The Norwegian marine insurance group clocked up an after tax surplus of $89m but will not collect part of the deferred call due for last year in the fifth premium concession in as many years.

A reduction in the deferred call from 25% to 15% will save Gard members about $40m but cuts the free reserve that would otherwise have been reached from $984m to $944m.

Gard has now given its “shareholder” members a dividend of more than $150m since 2009 as part of a strategy of writing  mutual protection and indemnity cover at a modest loss with the gap filled by its commercial insurance business.

Underwriting proved profitable with an overall combined ratio of 97% indicating an underwriting surplus of $24m with the investment and financial side contributing a further $65m, equivalent to a return of 4.3%.

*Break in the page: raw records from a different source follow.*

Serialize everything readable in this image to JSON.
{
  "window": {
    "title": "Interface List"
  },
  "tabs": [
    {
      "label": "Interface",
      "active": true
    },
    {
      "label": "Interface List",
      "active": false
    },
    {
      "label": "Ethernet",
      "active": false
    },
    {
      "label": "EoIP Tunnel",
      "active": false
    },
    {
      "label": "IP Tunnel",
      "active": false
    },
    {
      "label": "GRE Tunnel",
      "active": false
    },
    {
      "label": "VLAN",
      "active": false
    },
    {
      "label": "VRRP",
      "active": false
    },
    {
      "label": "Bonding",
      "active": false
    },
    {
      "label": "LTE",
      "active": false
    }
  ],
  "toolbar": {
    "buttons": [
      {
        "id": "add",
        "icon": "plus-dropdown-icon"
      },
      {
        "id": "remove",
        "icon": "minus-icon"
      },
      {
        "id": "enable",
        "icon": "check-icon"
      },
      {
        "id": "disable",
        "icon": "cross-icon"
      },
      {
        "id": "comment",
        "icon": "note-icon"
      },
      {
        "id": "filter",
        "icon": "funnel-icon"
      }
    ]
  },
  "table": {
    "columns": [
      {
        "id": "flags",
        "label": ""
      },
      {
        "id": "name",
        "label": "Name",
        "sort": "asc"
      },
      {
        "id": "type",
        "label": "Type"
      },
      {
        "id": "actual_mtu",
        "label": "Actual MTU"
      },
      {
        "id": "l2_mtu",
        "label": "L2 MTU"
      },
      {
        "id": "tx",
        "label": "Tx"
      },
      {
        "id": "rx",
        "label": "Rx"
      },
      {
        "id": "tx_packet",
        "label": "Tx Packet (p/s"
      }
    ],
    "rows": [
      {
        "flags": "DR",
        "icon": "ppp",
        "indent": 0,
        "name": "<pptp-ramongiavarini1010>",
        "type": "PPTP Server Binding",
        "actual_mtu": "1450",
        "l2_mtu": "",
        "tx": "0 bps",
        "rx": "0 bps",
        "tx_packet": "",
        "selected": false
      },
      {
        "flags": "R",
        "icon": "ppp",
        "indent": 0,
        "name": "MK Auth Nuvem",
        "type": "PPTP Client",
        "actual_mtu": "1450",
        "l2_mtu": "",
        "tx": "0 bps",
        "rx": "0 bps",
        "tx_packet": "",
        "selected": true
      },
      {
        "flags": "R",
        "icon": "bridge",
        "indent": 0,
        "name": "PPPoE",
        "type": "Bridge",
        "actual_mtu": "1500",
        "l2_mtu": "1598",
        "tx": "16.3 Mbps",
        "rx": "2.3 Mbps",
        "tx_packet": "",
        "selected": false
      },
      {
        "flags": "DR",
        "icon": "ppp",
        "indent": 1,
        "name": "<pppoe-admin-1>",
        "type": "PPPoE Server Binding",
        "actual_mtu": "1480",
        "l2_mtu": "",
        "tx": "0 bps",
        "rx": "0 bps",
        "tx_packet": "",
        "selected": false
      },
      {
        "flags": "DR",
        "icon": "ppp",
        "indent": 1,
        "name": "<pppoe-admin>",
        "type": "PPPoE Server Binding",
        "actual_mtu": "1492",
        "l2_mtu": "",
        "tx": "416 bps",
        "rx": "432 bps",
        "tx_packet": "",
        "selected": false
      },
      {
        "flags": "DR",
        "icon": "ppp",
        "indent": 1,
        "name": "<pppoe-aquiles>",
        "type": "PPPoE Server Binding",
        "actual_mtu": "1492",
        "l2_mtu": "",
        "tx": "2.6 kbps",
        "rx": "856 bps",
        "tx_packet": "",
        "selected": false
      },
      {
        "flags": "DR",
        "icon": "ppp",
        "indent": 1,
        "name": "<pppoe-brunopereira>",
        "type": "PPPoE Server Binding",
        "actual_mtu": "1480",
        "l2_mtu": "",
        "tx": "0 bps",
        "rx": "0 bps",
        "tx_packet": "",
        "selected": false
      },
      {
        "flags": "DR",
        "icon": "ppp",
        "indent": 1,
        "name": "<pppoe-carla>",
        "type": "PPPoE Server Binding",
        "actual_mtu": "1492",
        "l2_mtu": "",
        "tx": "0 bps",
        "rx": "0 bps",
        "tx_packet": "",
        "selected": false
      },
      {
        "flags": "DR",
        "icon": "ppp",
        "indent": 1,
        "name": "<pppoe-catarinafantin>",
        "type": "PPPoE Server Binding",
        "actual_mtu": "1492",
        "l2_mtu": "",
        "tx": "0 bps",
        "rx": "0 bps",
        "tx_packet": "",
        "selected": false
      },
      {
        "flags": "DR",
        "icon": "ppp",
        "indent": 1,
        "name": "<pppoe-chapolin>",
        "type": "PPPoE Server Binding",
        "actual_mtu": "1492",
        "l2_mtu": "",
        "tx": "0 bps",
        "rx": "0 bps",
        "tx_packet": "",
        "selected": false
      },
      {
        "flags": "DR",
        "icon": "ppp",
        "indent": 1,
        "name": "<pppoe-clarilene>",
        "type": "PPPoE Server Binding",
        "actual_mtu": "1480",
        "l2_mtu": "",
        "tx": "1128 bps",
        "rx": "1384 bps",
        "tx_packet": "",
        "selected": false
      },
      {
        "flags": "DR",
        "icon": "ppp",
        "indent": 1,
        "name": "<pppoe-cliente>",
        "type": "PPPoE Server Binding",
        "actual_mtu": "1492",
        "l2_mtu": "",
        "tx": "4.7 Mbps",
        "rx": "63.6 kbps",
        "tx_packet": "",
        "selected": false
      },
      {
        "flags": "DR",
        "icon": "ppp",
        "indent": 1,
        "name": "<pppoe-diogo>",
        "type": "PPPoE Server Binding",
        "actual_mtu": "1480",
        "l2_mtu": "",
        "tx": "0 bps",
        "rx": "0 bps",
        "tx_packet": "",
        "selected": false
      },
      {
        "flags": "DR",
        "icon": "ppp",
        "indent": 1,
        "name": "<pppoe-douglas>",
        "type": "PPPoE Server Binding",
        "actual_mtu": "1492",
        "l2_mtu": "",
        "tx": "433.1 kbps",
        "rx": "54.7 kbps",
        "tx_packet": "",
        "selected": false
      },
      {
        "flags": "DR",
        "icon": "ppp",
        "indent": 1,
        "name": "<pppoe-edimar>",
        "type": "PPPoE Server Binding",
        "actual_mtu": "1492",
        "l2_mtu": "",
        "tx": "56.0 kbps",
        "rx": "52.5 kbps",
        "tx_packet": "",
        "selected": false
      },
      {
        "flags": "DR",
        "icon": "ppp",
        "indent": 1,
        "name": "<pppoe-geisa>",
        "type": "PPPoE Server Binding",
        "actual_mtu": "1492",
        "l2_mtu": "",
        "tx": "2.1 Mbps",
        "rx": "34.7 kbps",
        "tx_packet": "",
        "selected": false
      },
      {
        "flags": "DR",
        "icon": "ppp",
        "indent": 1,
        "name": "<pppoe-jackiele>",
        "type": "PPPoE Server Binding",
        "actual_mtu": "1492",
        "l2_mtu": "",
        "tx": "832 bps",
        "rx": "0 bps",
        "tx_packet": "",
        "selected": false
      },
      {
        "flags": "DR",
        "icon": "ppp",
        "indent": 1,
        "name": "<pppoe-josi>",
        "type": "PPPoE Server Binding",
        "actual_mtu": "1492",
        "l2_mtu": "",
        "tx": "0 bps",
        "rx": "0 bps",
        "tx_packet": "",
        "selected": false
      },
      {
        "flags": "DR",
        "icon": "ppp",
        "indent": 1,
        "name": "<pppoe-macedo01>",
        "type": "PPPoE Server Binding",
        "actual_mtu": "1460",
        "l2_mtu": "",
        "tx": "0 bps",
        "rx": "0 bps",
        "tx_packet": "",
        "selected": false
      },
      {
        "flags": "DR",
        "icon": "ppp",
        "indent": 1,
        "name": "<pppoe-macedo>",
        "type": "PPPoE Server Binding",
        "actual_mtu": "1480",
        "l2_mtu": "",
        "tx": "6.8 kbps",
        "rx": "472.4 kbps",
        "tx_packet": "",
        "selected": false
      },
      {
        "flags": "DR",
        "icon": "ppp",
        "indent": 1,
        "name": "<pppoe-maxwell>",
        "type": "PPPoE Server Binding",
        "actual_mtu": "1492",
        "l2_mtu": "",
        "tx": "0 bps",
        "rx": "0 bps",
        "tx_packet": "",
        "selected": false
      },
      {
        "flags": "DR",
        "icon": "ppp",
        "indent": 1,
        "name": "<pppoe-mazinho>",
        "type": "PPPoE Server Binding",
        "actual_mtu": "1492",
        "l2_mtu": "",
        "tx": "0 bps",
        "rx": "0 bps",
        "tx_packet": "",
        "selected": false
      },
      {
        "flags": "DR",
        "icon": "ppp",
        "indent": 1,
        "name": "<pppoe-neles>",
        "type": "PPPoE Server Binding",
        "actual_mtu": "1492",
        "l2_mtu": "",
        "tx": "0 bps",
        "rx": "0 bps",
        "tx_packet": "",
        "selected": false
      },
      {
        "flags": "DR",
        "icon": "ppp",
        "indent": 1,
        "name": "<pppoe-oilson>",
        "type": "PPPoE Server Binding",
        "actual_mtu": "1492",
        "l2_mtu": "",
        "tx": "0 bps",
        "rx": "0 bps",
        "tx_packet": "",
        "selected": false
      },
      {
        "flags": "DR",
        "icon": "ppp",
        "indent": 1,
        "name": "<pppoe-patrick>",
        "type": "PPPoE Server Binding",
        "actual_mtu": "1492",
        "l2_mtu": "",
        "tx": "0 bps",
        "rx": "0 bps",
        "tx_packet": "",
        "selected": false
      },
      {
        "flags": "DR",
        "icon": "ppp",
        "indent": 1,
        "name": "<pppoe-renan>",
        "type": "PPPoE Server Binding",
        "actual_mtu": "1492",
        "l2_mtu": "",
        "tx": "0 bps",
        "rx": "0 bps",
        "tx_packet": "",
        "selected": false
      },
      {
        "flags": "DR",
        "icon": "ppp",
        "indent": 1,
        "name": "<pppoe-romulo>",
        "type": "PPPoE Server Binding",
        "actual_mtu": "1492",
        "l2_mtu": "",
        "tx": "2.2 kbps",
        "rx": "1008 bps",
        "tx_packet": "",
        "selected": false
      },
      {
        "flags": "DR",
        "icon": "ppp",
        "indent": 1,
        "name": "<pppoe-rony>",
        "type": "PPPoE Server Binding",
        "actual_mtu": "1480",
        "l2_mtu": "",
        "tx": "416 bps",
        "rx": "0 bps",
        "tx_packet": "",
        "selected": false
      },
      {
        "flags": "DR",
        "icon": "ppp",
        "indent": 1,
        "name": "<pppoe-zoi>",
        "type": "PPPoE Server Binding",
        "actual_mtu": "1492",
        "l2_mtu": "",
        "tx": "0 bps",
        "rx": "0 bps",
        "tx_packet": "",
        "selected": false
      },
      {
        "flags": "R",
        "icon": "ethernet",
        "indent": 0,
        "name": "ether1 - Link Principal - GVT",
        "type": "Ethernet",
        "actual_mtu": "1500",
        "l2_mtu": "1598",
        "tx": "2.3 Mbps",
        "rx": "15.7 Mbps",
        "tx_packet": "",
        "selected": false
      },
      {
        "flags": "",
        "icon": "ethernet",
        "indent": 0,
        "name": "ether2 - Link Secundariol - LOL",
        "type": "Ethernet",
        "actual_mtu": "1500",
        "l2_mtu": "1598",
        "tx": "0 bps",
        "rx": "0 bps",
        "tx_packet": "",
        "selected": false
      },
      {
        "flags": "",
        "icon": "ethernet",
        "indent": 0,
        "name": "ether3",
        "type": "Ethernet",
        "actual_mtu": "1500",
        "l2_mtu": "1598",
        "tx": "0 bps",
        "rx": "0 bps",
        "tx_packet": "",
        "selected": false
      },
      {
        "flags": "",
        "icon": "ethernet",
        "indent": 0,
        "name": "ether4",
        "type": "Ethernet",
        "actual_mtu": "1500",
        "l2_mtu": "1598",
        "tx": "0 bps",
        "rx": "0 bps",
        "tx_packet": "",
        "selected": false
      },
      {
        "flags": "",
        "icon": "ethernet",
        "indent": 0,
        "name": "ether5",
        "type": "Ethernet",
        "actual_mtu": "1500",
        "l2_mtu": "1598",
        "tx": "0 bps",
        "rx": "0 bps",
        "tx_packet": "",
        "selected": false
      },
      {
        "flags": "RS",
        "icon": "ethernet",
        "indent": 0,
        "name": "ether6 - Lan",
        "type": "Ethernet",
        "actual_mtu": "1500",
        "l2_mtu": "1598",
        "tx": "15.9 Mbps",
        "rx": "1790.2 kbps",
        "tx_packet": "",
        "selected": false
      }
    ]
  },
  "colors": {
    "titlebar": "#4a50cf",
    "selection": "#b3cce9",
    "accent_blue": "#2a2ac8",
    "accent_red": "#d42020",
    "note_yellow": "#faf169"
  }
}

The premium income of Gard, the biggest of the protection and indemnity clubs and the largest insurer of shipowners, rose to $959m from $884m the previous year.

The result is down on the $99m surplus of the previous year but compares well to the $18m profit at the half year stage.

Profitability is also well ahead of the $52m surplus that the Standard & Poor’s rating agency predicted when Gard’s ‘A+’ rating was reaffirmed at the start of this year.

The Gard juggernaut appears to have been unaffected by change at the top produced by the premature death of former chief executive Claes Isacson and his replacement with Rolf Thore Roppestad.

Roppestad said the Gard insurance operation had performed well and we was looking ahead to further developing the global organisation.

"I am delighted to report strong results for the 2013 financial year. It was a year of considerable change for Gard, but a combination of solid team work and a strong business performance has meant that continuity of service has been delivered,” added Roppestad.